The Warehouse invests its 10 cents per bag in community projects local to stores - from Garden to Table projects in primary schools to "zoofari" programmes helping children from low decile schools visit Auckland and Wellington zoos to learn about the environmen­t and conservati­on.

More than $3.8 million has been raised through The Warehouse’s Bags for Good initiative since 2009, according to the retailer.

Pak ’n Save charges 10 cents per bag in the North Island, and 5 cents in the South Island. It says the money goes into "keeping prices as low as possible". So presumably, back into the company.

New World will introduce a 10 cent voluntary donation per plastic bag on February 1 next year, with the money going to environmen­tal causes such as Sea Cleaners, before it phases bags out completely. The company has pledged to be bag-free by 2019.
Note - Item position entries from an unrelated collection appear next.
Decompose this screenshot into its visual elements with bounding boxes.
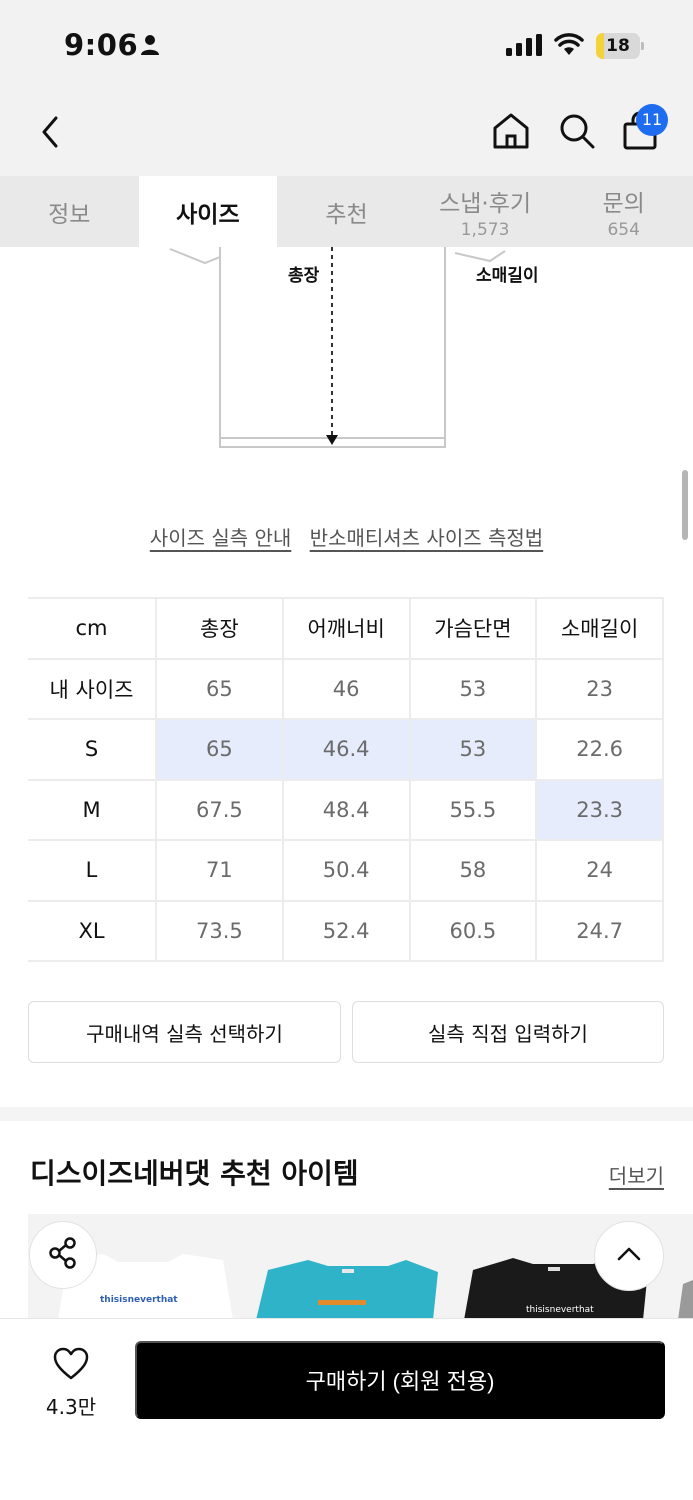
row-label: L (28, 839, 157, 901)
select-purchase-history-button[interactable]: 구매내역 실측 선택하기 (28, 1001, 341, 1063)
table-cell: 71 (156, 839, 284, 901)
table-header: 어깨너비 (282, 597, 411, 659)
sleeve-label: 소매길이 (476, 266, 539, 286)
battery-indicator: 18 (596, 33, 644, 59)
nav-bar: 11 (0, 92, 693, 176)
table-header: 총장 (156, 597, 284, 659)
like-button[interactable]: 4.3만 (36, 1347, 106, 1420)
tab-label: 스냅·후기 (439, 190, 532, 217)
tab-label: 추천 (325, 201, 368, 228)
table-header: 소매길이 (536, 597, 664, 659)
tab-label: 정보 (48, 201, 91, 228)
table-cell: 23 (536, 657, 664, 719)
recommend-thumbnails: thisisneverthat thisisneverthat (58, 1254, 693, 1320)
heart-icon (52, 1347, 90, 1385)
recommend-more-link[interactable]: 더보기 (609, 1160, 664, 1189)
wifi-icon (554, 32, 584, 60)
table-cell: 58 (409, 839, 538, 901)
share-button[interactable] (29, 1221, 97, 1289)
status-bar: 9:06 18 (0, 0, 693, 92)
recommend-title: 디스이즈네버댓 추천 아이템 (30, 1157, 359, 1190)
table-cell: 46.4 (282, 718, 411, 780)
table-cell: 22.6 (536, 718, 664, 780)
table-row-l: L 71 50.4 58 24 (28, 839, 664, 901)
like-count: 4.3만 (45, 1395, 97, 1419)
chevron-up-icon (615, 1244, 643, 1268)
battery-level: 18 (606, 36, 630, 56)
table-cell: 55.5 (409, 778, 538, 840)
table-cell: 52.4 (282, 899, 411, 962)
table-header: cm (28, 597, 157, 659)
buy-button[interactable]: 구매하기 (회원 전용) (135, 1341, 665, 1419)
svg-text:thisisneverthat: thisisneverthat (100, 1295, 178, 1305)
table-cell: 65 (156, 657, 284, 719)
table-cell: 24.7 (536, 899, 664, 962)
direct-input-button[interactable]: 실측 직접 입력하기 (352, 1001, 664, 1063)
tab-label: 사이즈 (176, 201, 240, 228)
length-label: 총장 (288, 266, 320, 286)
row-label: 내 사이즈 (28, 657, 157, 719)
product-tabs: 정보 사이즈 추천 스냅·후기 1,573 문의 654 (0, 176, 693, 247)
row-label: M (28, 778, 157, 840)
tab-count: 654 (607, 219, 640, 240)
bottom-bar: 4.3만 구매하기 (회원 전용) (0, 1318, 693, 1500)
status-time: 9:06 (64, 28, 139, 62)
size-table: cm 총장 어깨너비 가슴단면 소매길이 내 사이즈 65 46 53 23 S… (28, 597, 664, 962)
signal-icon (506, 34, 542, 60)
table-row-xl: XL 73.5 52.4 60.5 24.7 (28, 899, 664, 962)
tab-size[interactable]: 사이즈 (138, 176, 278, 247)
table-cell: 46 (282, 657, 411, 719)
tab-snap-review[interactable]: 스냅·후기 1,573 (416, 176, 555, 247)
row-label: S (28, 718, 157, 780)
table-row-s: S 65 46.4 53 22.6 (28, 718, 664, 780)
tab-label: 문의 (602, 190, 645, 217)
tab-count: 1,573 (460, 219, 510, 240)
table-cell: 48.4 (282, 778, 411, 840)
measure-links: 사이즈 실측 안내 반소매티셔츠 사이즈 측정법 (0, 522, 693, 551)
size-guide-link[interactable]: 사이즈 실측 안내 (150, 526, 292, 550)
row-label: XL (28, 899, 157, 962)
search-icon[interactable] (556, 110, 598, 156)
table-cell: 65 (156, 718, 284, 780)
table-cell: 67.5 (156, 778, 284, 840)
scroll-top-button[interactable] (594, 1221, 664, 1291)
section-divider (0, 1107, 693, 1121)
table-cell: 24 (536, 839, 664, 901)
cart-count-badge: 11 (636, 104, 668, 136)
table-row-my-size: 내 사이즈 65 46 53 23 (28, 657, 664, 719)
tshirt-diagram: 총장 소매길이 (160, 247, 560, 457)
back-icon[interactable] (36, 112, 64, 156)
battery-cap (641, 42, 644, 50)
tab-recommend[interactable]: 추천 (277, 176, 416, 247)
table-header-row: cm 총장 어깨너비 가슴단면 소매길이 (28, 597, 664, 659)
share-icon (46, 1236, 80, 1274)
recommend-carousel: thisisneverthat thisisneverthat (28, 1214, 693, 1320)
table-cell: 73.5 (156, 899, 284, 962)
tab-inquiry[interactable]: 문의 654 (554, 176, 693, 247)
measure-method-link[interactable]: 반소매티셔츠 사이즈 측정법 (310, 526, 544, 550)
person-icon (140, 34, 160, 60)
home-icon[interactable] (490, 110, 532, 156)
table-row-m: M 67.5 48.4 55.5 23.3 (28, 778, 664, 840)
tab-info[interactable]: 정보 (0, 176, 139, 247)
table-cell: 60.5 (409, 899, 538, 962)
table-cell: 50.4 (282, 839, 411, 901)
table-header: 가슴단면 (409, 597, 538, 659)
svg-text:thisisneverthat: thisisneverthat (526, 1305, 594, 1315)
table-cell: 53 (409, 718, 538, 780)
product-thumb-teal[interactable] (256, 1260, 438, 1320)
table-cell: 53 (409, 657, 538, 719)
table-cell: 23.3 (536, 778, 664, 840)
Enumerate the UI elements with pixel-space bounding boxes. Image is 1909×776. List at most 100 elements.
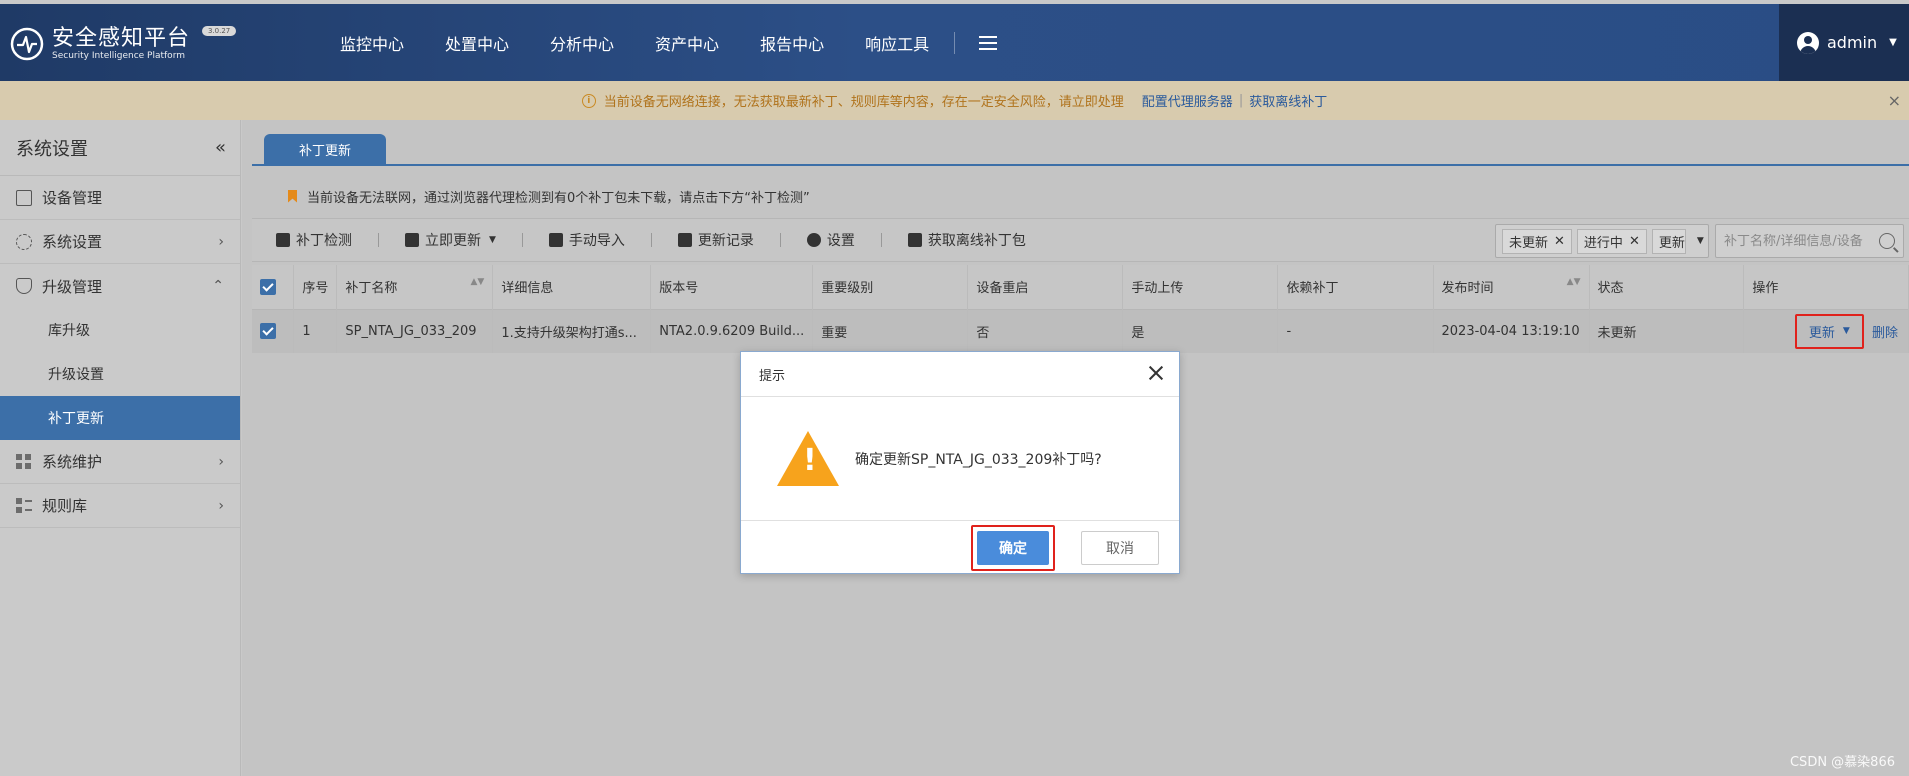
col-status: 状态 xyxy=(1589,265,1745,309)
col-release-time[interactable]: 发布时间 ▲▼ xyxy=(1433,265,1590,309)
sort-icon: ▲▼ xyxy=(470,277,485,288)
cell-index: 1 xyxy=(293,309,338,353)
collapse-sidebar-icon[interactable]: « xyxy=(215,137,226,158)
grid-icon xyxy=(16,453,32,470)
scan-icon xyxy=(276,233,290,247)
sidebar-item-device-management[interactable]: 设备管理 xyxy=(0,176,240,220)
patch-check-label: 补丁检测 xyxy=(296,233,352,249)
nav-divider xyxy=(954,31,956,54)
row-update-button[interactable]: 更新 ▼ xyxy=(1794,313,1864,349)
sort-icon: ▲▼ xyxy=(1566,277,1581,288)
patch-check-button[interactable]: 补丁检测 xyxy=(276,230,352,250)
table-header-row: 序号 补丁名称 ▲▼ 详细信息 版本号 重要级别 设备重启 手动上传 依赖补丁 发… xyxy=(252,265,1909,309)
confirm-dialog: 提示 ! 确定更新SP_NTA_JG_033_209补丁吗? 确定 取消 xyxy=(740,351,1180,574)
chip-label: 更新 xyxy=(1658,235,1685,251)
sidebar-item-label: 规则库 xyxy=(42,497,88,515)
col-manual-upload: 手动上传 xyxy=(1122,265,1279,309)
manual-import-button[interactable]: 手动导入 xyxy=(548,230,625,250)
brand-title: 安全感知平台 xyxy=(52,25,191,51)
sidebar-item-system-maintenance[interactable]: 系统维护 › xyxy=(0,440,240,484)
update-history-button[interactable]: 更新记录 xyxy=(677,230,754,250)
dialog-title: 提示 xyxy=(759,368,786,384)
update-label: 更新 xyxy=(1808,325,1835,341)
cell-status: 未更新 xyxy=(1589,309,1745,353)
import-icon xyxy=(548,233,563,247)
chevron-down-icon: ▼ xyxy=(489,235,496,245)
filter-chip-not-updated: 未更新 ✕ xyxy=(1502,228,1572,254)
warning-icon: ! xyxy=(777,431,839,486)
dialog-header: 提示 xyxy=(741,352,1179,397)
col-index: 序号 xyxy=(293,265,338,309)
cell-level: 重要 xyxy=(812,309,969,353)
close-icon[interactable] xyxy=(1147,364,1165,382)
sidebar-item-label: 设备管理 xyxy=(42,189,103,207)
close-icon[interactable]: × xyxy=(1888,91,1901,110)
nav-disposal[interactable]: 处置中心 xyxy=(445,31,509,55)
user-avatar-icon xyxy=(1797,31,1819,54)
row-checkbox[interactable] xyxy=(252,309,295,353)
cell-release-time: 2023-04-04 13:19:10 xyxy=(1433,309,1590,353)
brand[interactable]: 安全感知平台 Security Intelligence Platform xyxy=(10,22,190,66)
update-icon xyxy=(405,233,419,247)
update-now-button[interactable]: 立即更新 ▼ xyxy=(405,230,496,250)
get-offline-package-button[interactable]: 获取离线补丁包 xyxy=(907,230,1026,250)
nav-assets[interactable]: 资产中心 xyxy=(655,31,719,55)
filter-chip-updated: 更新 xyxy=(1651,228,1686,254)
nav-response-tools[interactable]: 响应工具 xyxy=(865,31,929,55)
chevron-down-icon: ▼ xyxy=(1889,37,1897,48)
confirm-button[interactable]: 确定 xyxy=(977,531,1049,565)
update-history-label: 更新记录 xyxy=(697,233,754,249)
logo-icon xyxy=(10,27,44,61)
username: admin xyxy=(1827,33,1878,52)
nav-monitor[interactable]: 监控中心 xyxy=(340,31,404,55)
select-all-checkbox[interactable] xyxy=(252,265,295,309)
search-input[interactable] xyxy=(1724,233,1869,249)
col-restart: 设备重启 xyxy=(967,265,1124,309)
gear-icon xyxy=(806,233,821,247)
col-label: 发布时间 xyxy=(1441,281,1494,297)
chevron-down-icon[interactable]: ▼ xyxy=(1697,236,1704,246)
remove-chip-icon[interactable]: ✕ xyxy=(1629,234,1640,249)
toolbar-divider xyxy=(378,233,379,247)
notice-text: 当前设备无法联网，通过浏览器代理检测到有0个补丁包未下载，请点击下方“补丁检测” xyxy=(307,190,810,206)
remove-chip-icon[interactable]: ✕ xyxy=(1554,234,1565,249)
gear-icon xyxy=(16,233,32,250)
offline-patch-link[interactable]: 获取离线补丁 xyxy=(1249,91,1327,110)
warning-message: 当前设备无网络连接，无法获取最新补丁、规则库等内容，存在一定安全风险，请立即处理 xyxy=(603,95,1124,110)
col-patch-name[interactable]: 补丁名称 ▲▼ xyxy=(336,265,494,309)
dialog-body: ! 确定更新SP_NTA_JG_033_209补丁吗? xyxy=(741,397,1179,521)
configure-proxy-link[interactable]: 配置代理服务器 xyxy=(1142,91,1233,110)
user-menu[interactable]: admin ▼ xyxy=(1779,4,1909,81)
brand-subtitle: Security Intelligence Platform xyxy=(52,50,186,61)
sidebar-item-rule-library[interactable]: 规则库 › xyxy=(0,484,240,528)
sidebar-item-upgrade-settings[interactable]: 升级设置 xyxy=(0,352,240,396)
row-delete-link[interactable]: 删除 xyxy=(1872,326,1898,341)
cell-restart: 否 xyxy=(967,309,1124,353)
search-icon[interactable] xyxy=(1879,233,1895,249)
sidebar-item-label: 系统维护 xyxy=(42,453,103,471)
list-icon xyxy=(16,497,32,514)
sidebar-item-system-settings[interactable]: 系统设置 › xyxy=(0,220,240,264)
sidebar-item-upgrade-management[interactable]: 升级管理 ⌃ xyxy=(0,264,240,308)
device-icon xyxy=(16,189,32,206)
link-separator: | xyxy=(1238,93,1244,108)
sidebar-item-patch-update[interactable]: 补丁更新 xyxy=(0,396,240,440)
info-icon: i xyxy=(581,93,596,108)
filter-chip-in-progress: 进行中 ✕ xyxy=(1576,228,1647,254)
tab-strip: 补丁更新 xyxy=(252,134,1909,166)
col-label: 补丁名称 xyxy=(345,281,398,297)
toolbar: 补丁检测 立即更新 ▼ 手动导入 更新记录 设置 获取离线补丁包 未更新 ✕ 进… xyxy=(252,218,1909,262)
chevron-right-icon: › xyxy=(218,233,224,250)
status-filter[interactable]: 未更新 ✕ 进行中 ✕ 更新 ▼ xyxy=(1495,224,1709,258)
nav-reports[interactable]: 报告中心 xyxy=(760,31,824,55)
hamburger-menu-icon[interactable] xyxy=(979,35,998,50)
dialog-footer: 确定 取消 xyxy=(741,521,1179,573)
tab-patch-update[interactable]: 补丁更新 xyxy=(264,134,386,165)
patch-notice: 当前设备无法联网，通过浏览器代理检测到有0个补丁包未下载，请点击下方“补丁检测” xyxy=(252,178,1909,214)
sidebar-item-library-upgrade[interactable]: 库升级 xyxy=(0,308,240,352)
cancel-button[interactable]: 取消 xyxy=(1081,531,1159,565)
get-offline-package-label: 获取离线补丁包 xyxy=(927,233,1026,249)
nav-analysis[interactable]: 分析中心 xyxy=(550,31,614,55)
col-detail: 详细信息 xyxy=(492,265,652,309)
settings-button[interactable]: 设置 xyxy=(806,230,855,250)
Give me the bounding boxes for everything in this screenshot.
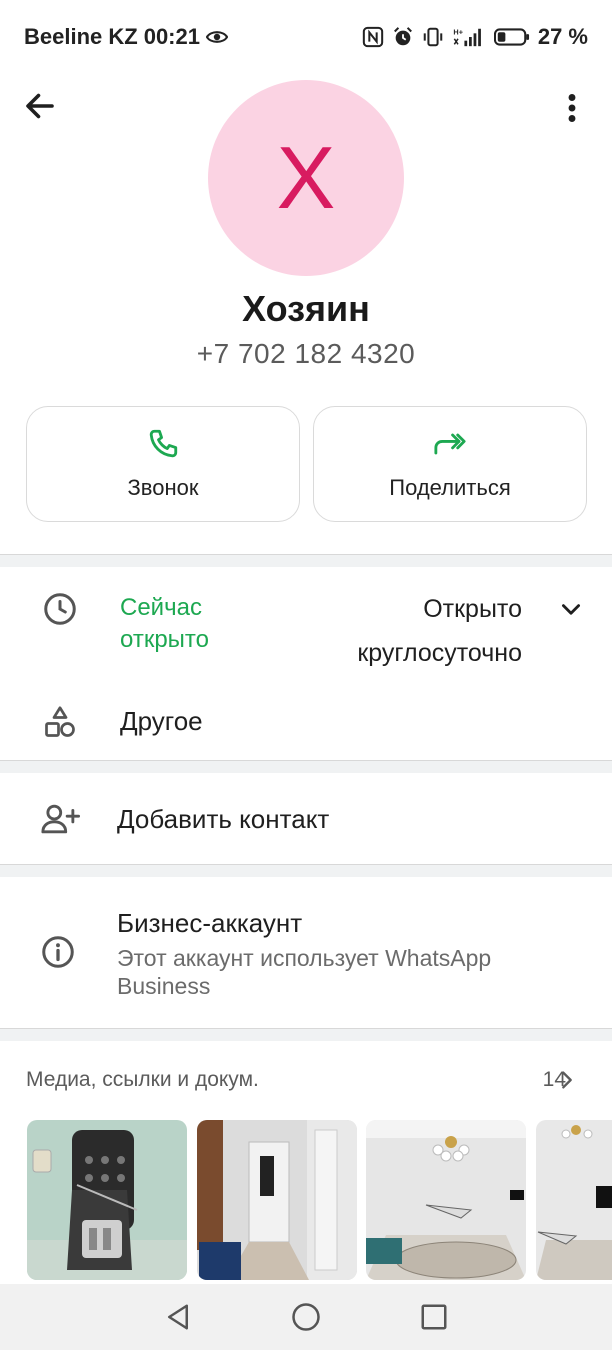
chevron-right-icon[interactable] — [556, 1068, 578, 1092]
category-row[interactable]: Другое — [0, 690, 612, 754]
info-icon — [42, 936, 74, 968]
living-room-photo — [366, 1120, 526, 1280]
add-contact-label: Добавить контакт — [117, 804, 330, 834]
business-account-title: Бизнес-аккаунт — [117, 908, 303, 938]
clock-icon — [44, 593, 76, 625]
section-divider — [0, 761, 612, 773]
svg-text:H+: H+ — [453, 27, 463, 36]
open-status-line2: открыто — [120, 626, 209, 653]
section-divider — [0, 555, 612, 567]
back-arrow-icon[interactable] — [22, 88, 58, 124]
add-contact-row[interactable]: Добавить контакт — [0, 773, 612, 863]
battery-icon — [493, 28, 529, 46]
business-desc-line1: Этот аккаунт использует WhatsApp — [117, 945, 492, 971]
call-label: Звонок — [127, 475, 199, 500]
clock: 00:21 — [143, 24, 200, 49]
business-hours-row[interactable]: Сейчас открыто Открыто круглосуточно — [0, 567, 612, 687]
open-status: Сейчас открыто — [120, 592, 209, 656]
nav-home-icon[interactable] — [291, 1302, 321, 1332]
hours-line1: Открыто — [423, 595, 522, 623]
system-navigation-bar — [0, 1284, 612, 1350]
hallway-photo — [197, 1120, 357, 1280]
media-title[interactable]: Медиа, ссылки и докум. — [26, 1068, 259, 1092]
forward-icon — [434, 433, 466, 455]
avatar[interactable]: X — [208, 80, 404, 276]
business-account-row[interactable]: Бизнес-аккаунт Этот аккаунт использует W… — [0, 877, 612, 1027]
nav-back-icon[interactable] — [163, 1302, 193, 1332]
battery-percent: 27 % — [537, 24, 588, 49]
media-thumbnail[interactable] — [366, 1120, 526, 1280]
avatar-letter: X — [276, 128, 336, 227]
phone-icon — [149, 429, 178, 458]
open-status-line1: Сейчас — [120, 594, 202, 621]
status-left: Beeline KZ 00:21 — [24, 24, 228, 50]
nfc-icon — [362, 26, 384, 48]
status-right: H+ 27 % — [362, 24, 588, 50]
section-divider — [0, 1029, 612, 1041]
alarm-icon — [393, 27, 412, 46]
hours-line2: круглосуточно — [357, 639, 522, 667]
contact-name: Хозяин — [242, 288, 370, 329]
hours-value: Открыто круглосуточно — [357, 587, 522, 675]
media-thumbnail[interactable] — [197, 1120, 357, 1280]
shapes-icon — [45, 706, 75, 737]
call-button[interactable]: Звонок — [26, 406, 300, 522]
section-divider — [0, 865, 612, 877]
vibrate-icon — [423, 27, 443, 47]
chevron-down-icon[interactable] — [558, 597, 584, 623]
more-options-icon[interactable] — [554, 90, 590, 126]
business-desc-line2: Business — [117, 973, 211, 999]
signal-icon: H+ — [453, 27, 481, 47]
share-button[interactable]: Поделиться — [313, 406, 587, 522]
share-label: Поделиться — [389, 475, 511, 500]
status-bar: Beeline KZ 00:21 H+ 27 % — [0, 0, 612, 70]
carrier-name: Beeline KZ — [24, 24, 138, 49]
eye-icon — [205, 31, 228, 43]
add-person-icon — [41, 804, 80, 834]
business-account-description: Этот аккаунт использует WhatsApp Busines… — [117, 944, 491, 1000]
media-thumbnail[interactable] — [27, 1120, 187, 1280]
room-photo — [536, 1120, 612, 1280]
lockbox-photo — [27, 1120, 187, 1280]
category-label: Другое — [120, 706, 203, 736]
contact-phone: +7 702 182 4320 — [196, 338, 416, 369]
media-thumbnail[interactable] — [536, 1120, 612, 1280]
nav-recents-icon[interactable] — [419, 1302, 449, 1332]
Countdown was charging 15 cents each for compostabl­e bags at its "plastic bag-free" supermarke­t on Waiheke Island (but not at most stores). It has announced plans to phase out single-use bags by the end of 2018, and said it would drop the charges for its reusable bags from $1.39 to $1 to help encourage shoppers. Countdown says it invests $8 million annually in community and environmen­tal initiative­s.

Kiwis are generally more supportive of charges for carrier bags if we know the money is going to a good cause.

A Waste Management Institute of New Zealand (Waste-MINZ) study in 2017, which surveyed 1000 people, suggested 40 per cent of Kiwis were against charging for plastic bags, or were neutral. But if the money was donated to charities, many of those people changed their minds and said they would support charges.

Overall, that meant that roughly two-thirds of New Zealanders supported a levy if the money went to charity, and 43 per cent were happy to pay 10 cents or more.

"When people weren’t in favour of charges... generally they said that it might just go back to government and into their coffers or that retailers might actually just use it to increase their profitabil­ity," said Waste-MINZ chief executive Paul Evans.

"We’ve found that the public is far more accepting of a charge when that money is reinvested into the charitable sector."

Evans would like to see a similar system to the one in England set up for big New Zealand retailers. That system sees retailers required by law to charge 5 pence (9 NZ cents) per bag, with the money mostly donated to a charity of the business’ choosing.

The number of bags issued fell by more than 70 per cent within a year after the levy was brought in. But England’s biggest grocer, Tesco, came under fire for taking more than 10 per cent of the proceeds from selling carrier bags to cover administra­tion costs.

Trisia Farrelly, senior lecturer at the school of people, environmen­t and planning at Massey University, prefers a system like Ireland’s, where levy money is put into an environmen­t fund which finances waste management, litter and other schemes. Some 90 per cent of consumers in Ireland were using long-life bags within a year of its introducti­on in 2002.

Here, the government hasn’t shown any sign of bringing in mandatory charges for plastic bags. But if it did, Farrelly said the money should "go to an environmen­tal fund that helps us to move towards a direction of phasing out plastic bags into a complete ban over the next few years".

The funds could be used to support "some green chemistry and some good research and developmen­t to produce alternativ­e, environmen­tally benign plastic or plastics".

Anything less than a 15 cents-per-bag charge would have little impact on Kiwis’ behaviour, she added.

Farrelly also said it was important that decisions were made at a national level, rather than being left down to shops. "If it is governed purely by individual shopkeeper­s you’re going to create an uneven playing field whereby one business could charge less... then you’ve got a competitiv­e field and that doesn’t work."